South West Trains, First Great Western and National Express East Coast have promised more than £1bn each to the Department for Transport over the next decade under their contracts to run services along some of the busiest lines.
The NAO becomes the latest organisation to question whether government rail spending plans over the next five years can withstand a downturn. TAS, a leading transport consultancy, has warned that rail funding would be a "serious problem" if there were a long recession because the majority of funds come from ticket sales.
In a report on the rail franchise system out today, the NAO says the DfT could be caught out if passenger numbers fall because the department is expected to make up much of any deficit in franchise payments. "The [franchise] bids assume continued high passenger growth. Slower growth would lead to subsidies falling by less than projected," the report warns.
Last week Peter Hain, the former work and pensions secretary, said the government should draw up contingency plans to rescue troubled rail and utility companies. According to the NAO, government subsidies of eight major franchises that totalled £811m last year will become a net profit of £326m by 2012. However, that assumes SWT, FGW and National Express East Coast will pay a combined total of less than £500m to the DfT in 2012, rising to more than £1bn three years later.
By 2014 the farepayer will be expected to provide three-quarters of funding for railways - a commitment of £9bn a year.
The NAO adds that above-inflation fare increases will remain but the improvements they will fund, including 1,300 extra carriages for the network, will take time to arrive.
Tim Burr, head of the NAO, said: "The Department for Transport has contracted to save the taxpayer money while improving service quality, but it will need to see capacity increases are well managed and timely if passengers are to expect less crowded and more reliable journeys."

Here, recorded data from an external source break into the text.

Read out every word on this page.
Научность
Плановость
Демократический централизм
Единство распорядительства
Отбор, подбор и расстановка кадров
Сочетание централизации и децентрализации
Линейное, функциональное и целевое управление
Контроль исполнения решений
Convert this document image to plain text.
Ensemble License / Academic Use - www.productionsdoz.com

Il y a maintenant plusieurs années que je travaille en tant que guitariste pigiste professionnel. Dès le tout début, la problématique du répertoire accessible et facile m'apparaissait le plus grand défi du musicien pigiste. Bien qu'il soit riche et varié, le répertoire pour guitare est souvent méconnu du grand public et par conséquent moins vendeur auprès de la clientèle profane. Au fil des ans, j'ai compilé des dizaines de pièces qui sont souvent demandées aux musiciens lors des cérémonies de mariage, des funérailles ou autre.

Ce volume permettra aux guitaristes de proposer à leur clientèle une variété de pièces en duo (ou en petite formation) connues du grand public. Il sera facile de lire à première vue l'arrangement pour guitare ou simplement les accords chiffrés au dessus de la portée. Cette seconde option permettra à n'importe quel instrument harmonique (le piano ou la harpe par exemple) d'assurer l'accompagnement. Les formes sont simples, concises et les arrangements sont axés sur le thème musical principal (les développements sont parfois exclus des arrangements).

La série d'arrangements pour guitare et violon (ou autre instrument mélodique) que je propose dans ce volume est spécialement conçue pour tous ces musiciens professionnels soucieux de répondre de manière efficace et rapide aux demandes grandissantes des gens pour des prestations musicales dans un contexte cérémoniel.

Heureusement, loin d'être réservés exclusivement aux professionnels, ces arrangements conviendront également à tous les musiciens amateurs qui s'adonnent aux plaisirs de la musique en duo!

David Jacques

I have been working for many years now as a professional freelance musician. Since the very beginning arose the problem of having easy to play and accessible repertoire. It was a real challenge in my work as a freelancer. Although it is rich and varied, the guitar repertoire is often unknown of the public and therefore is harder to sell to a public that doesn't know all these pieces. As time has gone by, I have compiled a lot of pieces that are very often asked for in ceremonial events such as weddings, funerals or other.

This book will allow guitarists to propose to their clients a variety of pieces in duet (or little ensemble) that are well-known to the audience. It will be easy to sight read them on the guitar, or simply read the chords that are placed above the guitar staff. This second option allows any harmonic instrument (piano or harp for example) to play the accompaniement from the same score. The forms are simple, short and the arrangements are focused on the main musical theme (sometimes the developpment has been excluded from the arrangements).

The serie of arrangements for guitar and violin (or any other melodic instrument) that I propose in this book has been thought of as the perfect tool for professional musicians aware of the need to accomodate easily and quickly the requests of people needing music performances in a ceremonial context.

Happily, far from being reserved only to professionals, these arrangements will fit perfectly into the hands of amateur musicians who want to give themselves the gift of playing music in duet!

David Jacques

Edward Leigh MP, chairman of the public accounts committee, said: "Travelling by rail is still too often an unpleasant experience. The news that fares are likely to rise above inflation in these difficult times will infuriate many passengers who have no alternative but to travel day after day on packed trains."
A Department for Transport spokesman said: "Rail has seen record levels of growth in the last decade and our priority is to address current and future passenger growth."
Theresa Villiers, the shadow transport secretary, warned that overcrowding was also a consequence of civil servants and ministers specifying franchises too tightly. "Excessive government micromanagement of our railways is delaying the delivery of vitally needed capacity enhancements, which means passengers suffer," she said.